Histoire : En ce qui concerne les origines d’Arawn….personne ne les connait, pas même lui. Ou du moins, personne de présent sur Feleth qu’il ait rencontré ne semble savoir comment du néant est apparu le jeune homme qui a été retrouvé au cœur de la jungle de la forêt des amanites par le clan des Ulfheonars. Cela vient peut être du mystère qui semble entourer la naissance des Faux-Parleurs, semblant surgir de rien pour tout simplement se mettre à exister.
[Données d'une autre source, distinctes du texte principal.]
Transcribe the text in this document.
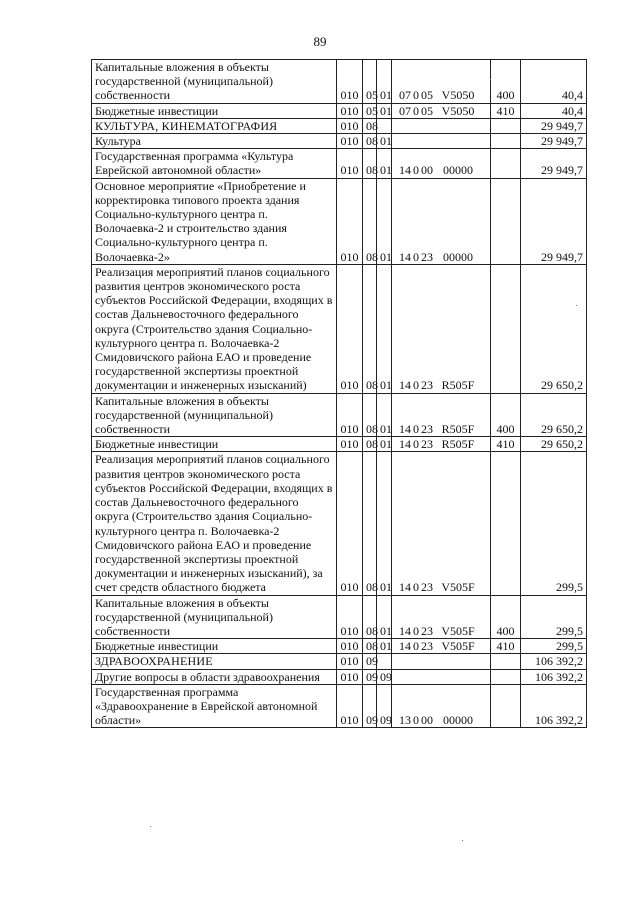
89
Капитальные вложения в объекты государственной (муниципальной) собственности	010	05	01	07 0 05 V5050	400	40,4
Бюджетные инвестиции	010	05	01	07 0 05 V5050	410	40,4
КУЛЬТУРА, КИНЕМАТОГРАФИЯ	010	08				29 949,7
Культура	010	08	01			29 949,7
Государственная программа «Культура Еврейской автономной области»	010	08	01	14 0 00 00000		29 949,7
Основное мероприятие «Приобретение и корректировка типового проекта здания Социально-культурного центра п. Волочаевка-2 и строительство здания Социально-культурного центра п. Волочаевка-2»	010	08	01	14 0 23 00000		29 949,7
Реализация мероприятий планов социального развития центров экономического роста субъектов Российской Федерации, входящих в состав Дальневосточного федерального округа (Строительство здания Социально-культурного центра п. Волочаевка-2 Смидовичского района ЕАО и проведение государственной экспертизы проектной документации и инженерных изысканий)	010	08	01	14 0 23 R505F		29 650,2
Капитальные вложения в объекты государственной (муниципальной) собственности	010	08	01	14 0 23 R505F	400	29 650,2
Бюджетные инвестиции	010	08	01	14 0 23 R505F	410	29 650,2
Реализация мероприятий планов социального развития центров экономического роста субъектов Российской Федерации, входящих в состав Дальневосточного федерального округа (Строительство здания Социально-культурного центра п. Волочаевка-2 Смидовичского района ЕАО и проведение государственной экспертизы проектной документации и инженерных изысканий), за счет средств областного бюджета	010	08	01	14 0 23 V505F		299,5
Капитальные вложения в объекты государственной (муниципальной) собственности	010	08	01	14 0 23 V505F	400	299,5
Бюджетные инвестиции	010	08	01	14 0 23 V505F	410	299,5
ЗДРАВООХРАНЕНИЕ	010	09				106 392,2
Другие вопросы в области здравоохранения	010	09	09			106 392,2
Государственная программа «Здравоохранение в Еврейской автономной области»	010	09	09	13 0 00 00000		106 392,2
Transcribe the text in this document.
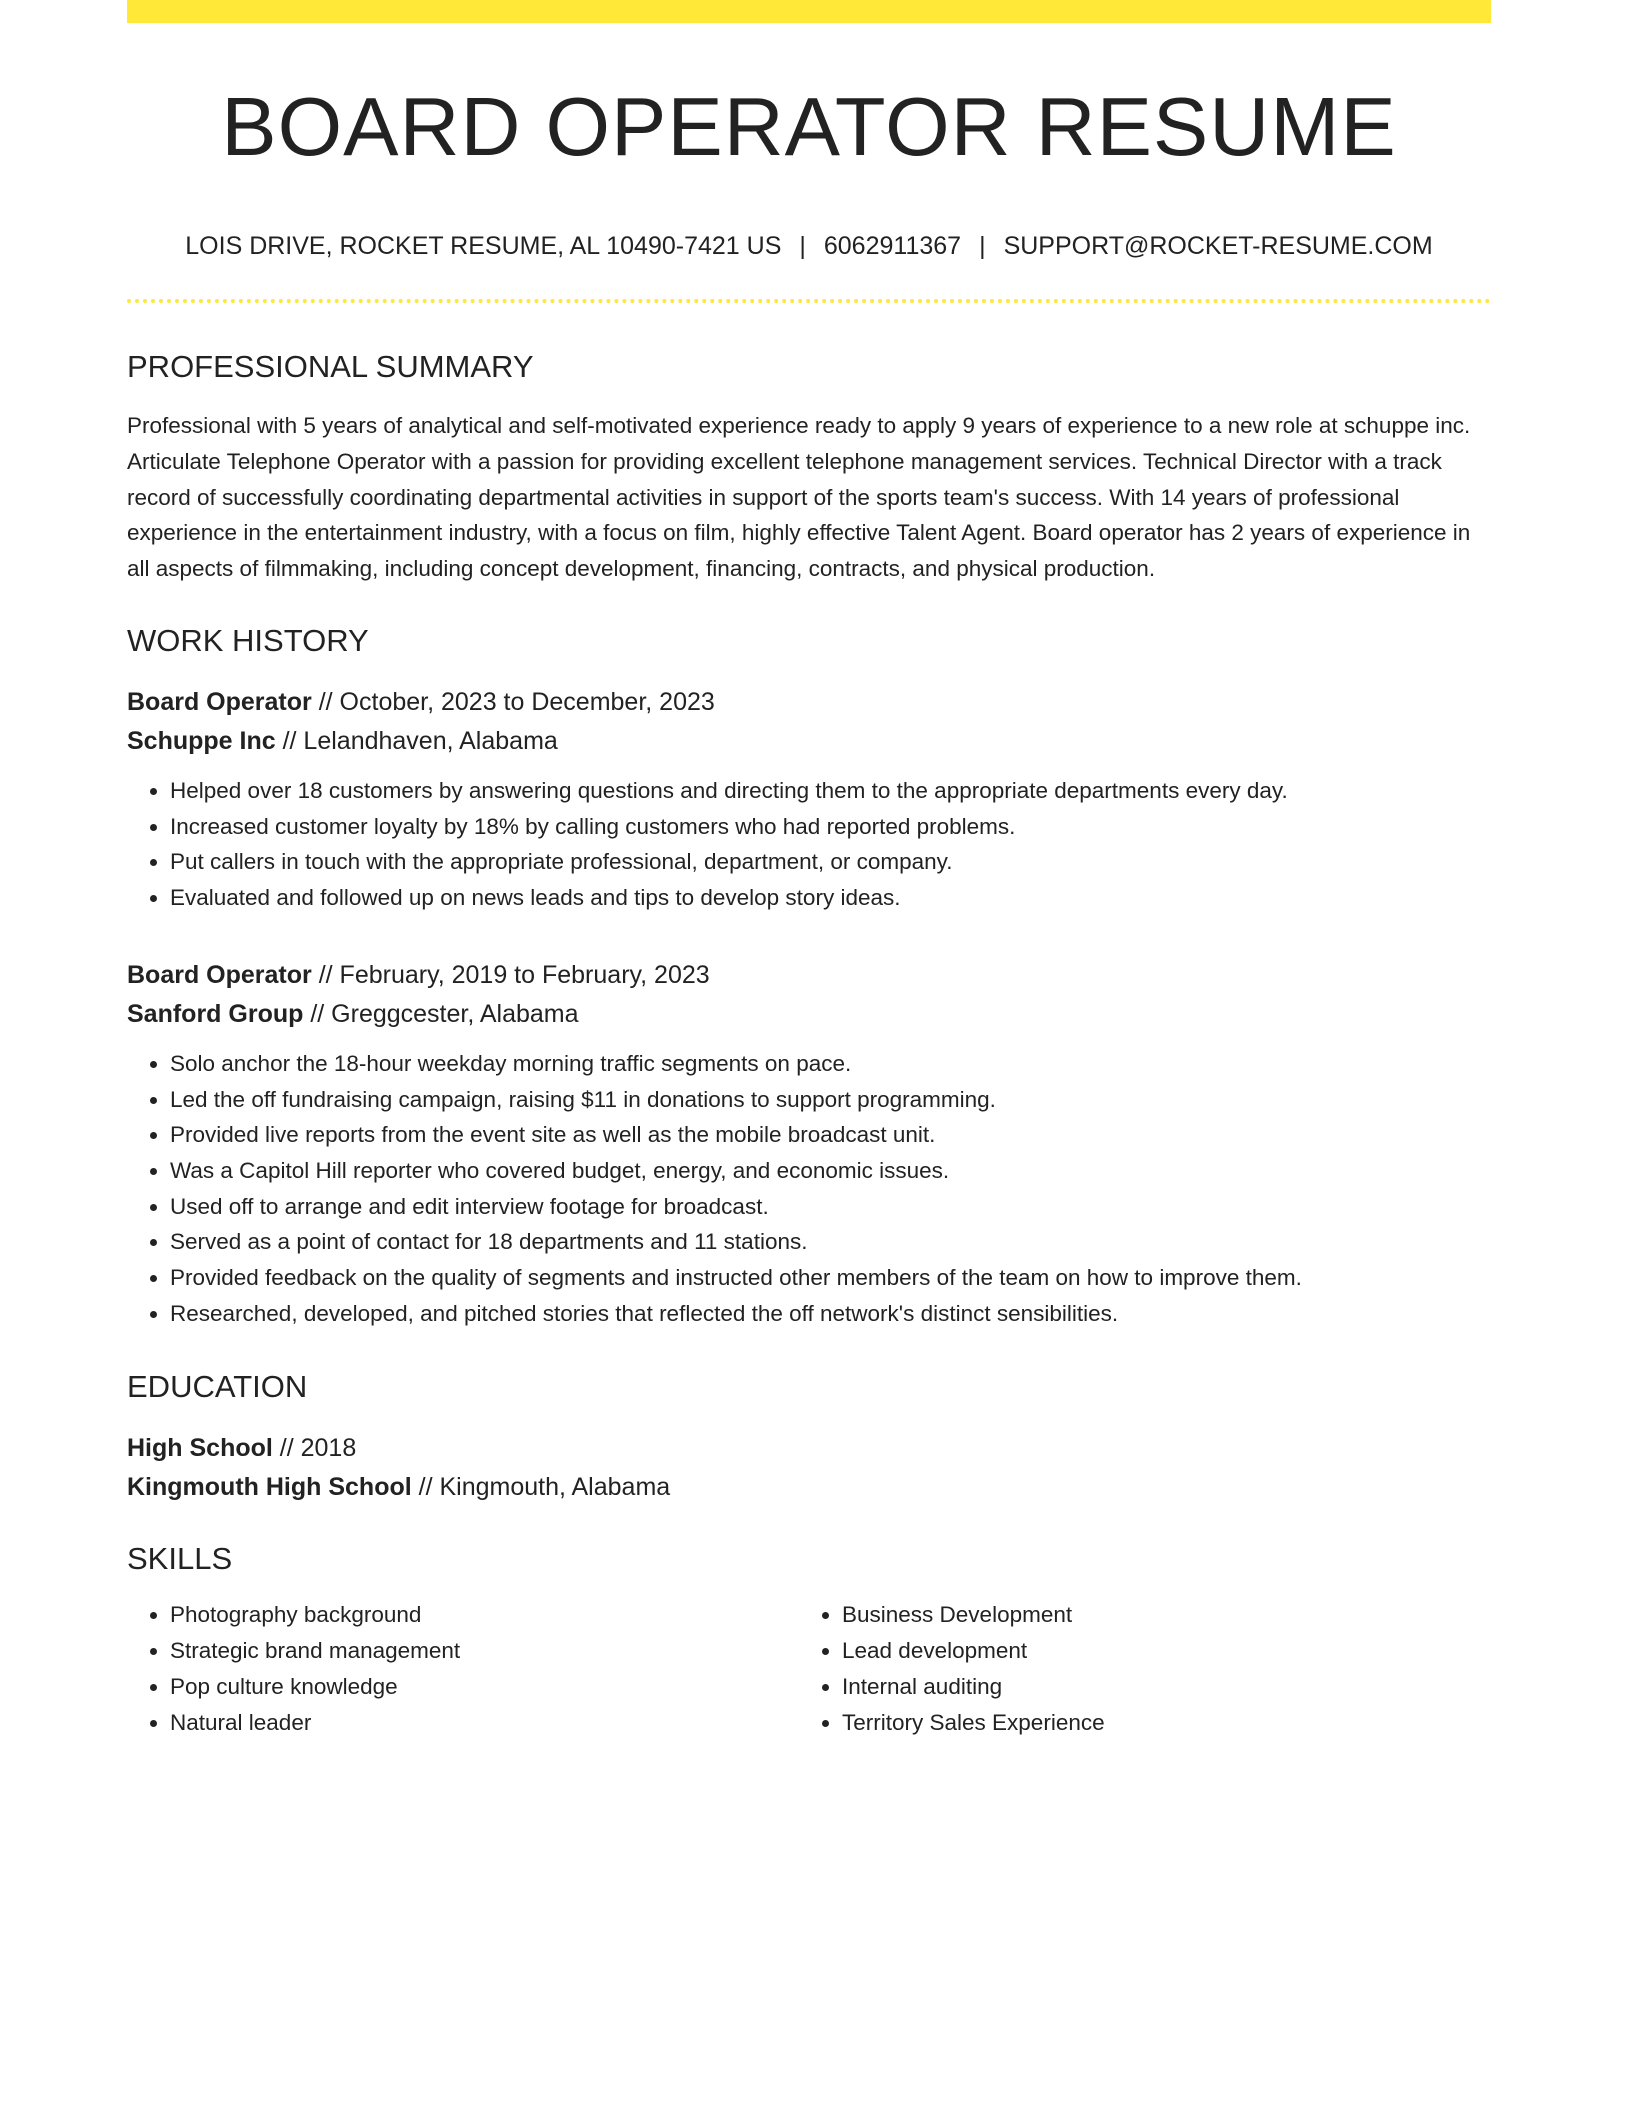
BOARD OPERATOR RESUME
LOIS DRIVE, ROCKET RESUME, AL 10490-7421 US | 6062911367 | SUPPORT@ROCKET-RESUME.COM
PROFESSIONAL SUMMARY

Professional with 5 years of analytical and self-motivated experience ready to apply 9 years of experience to a new role at schuppe inc. Articulate Telephone Operator with a passion for providing excellent telephone management services. Technical Director with a track record of successfully coordinating departmental activities in support of the sports team's success. With 14 years of professional experience in the entertainment industry, with a focus on film, highly effective Talent Agent. Board operator has 2 years of experience in all aspects of filmmaking, including concept development, financing, contracts, and physical production.

WORK HISTORY
Board Operator // October, 2023 to December, 2023
Schuppe Inc // Lelandhaven, Alabama
• Helped over 18 customers by answering questions and directing them to the appropriate departments every day.
• Increased customer loyalty by 18% by calling customers who had reported problems.
• Put callers in touch with the appropriate professional, department, or company.
• Evaluated and followed up on news leads and tips to develop story ideas.
Board Operator // February, 2019 to February, 2023
Sanford Group // Greggcester, Alabama
• Solo anchor the 18-hour weekday morning traffic segments on pace.
• Led the off fundraising campaign, raising $11 in donations to support programming.
• Provided live reports from the event site as well as the mobile broadcast unit.
• Was a Capitol Hill reporter who covered budget, energy, and economic issues.
• Used off to arrange and edit interview footage for broadcast.
• Served as a point of contact for 18 departments and 11 stations.
• Provided feedback on the quality of segments and instructed other members of the team on how to improve them.
• Researched, developed, and pitched stories that reflected the off network's distinct sensibilities.
EDUCATION
High School // 2018
Kingmouth High School // Kingmouth, Alabama
SKILLS
• Photography background
• Strategic brand management
• Pop culture knowledge
• Natural leader
• Business Development
• Lead development
• Internal auditing
• Territory Sales Experience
Quoi qu’il en soit, le fait était que les Ulfheonars n’avaient aucune idée de la nature du jeune homme lorsqu’ils le trouvèrent ainsi, dénudé et désarmé dans une des régions les plus dangereuses de ce monde. Mais il s’agissait déjà d’un être doté d’un bon physique et pour avoir survécu jusqu'à son âge apparent dans de telles conditions, les membres du clan le considèrent sans l’ombre d’un doute comme quelqu’un de capable et méritant de survivre. Ils l’intégrèrent alors tout simplement aux leurs, même quand le jeune homme semblait ne rien se souvenir de sa vie. Prit en charge par le clan entier, il devint ainsi un Ulfheonar a part entière, comme s’il y était toujours né.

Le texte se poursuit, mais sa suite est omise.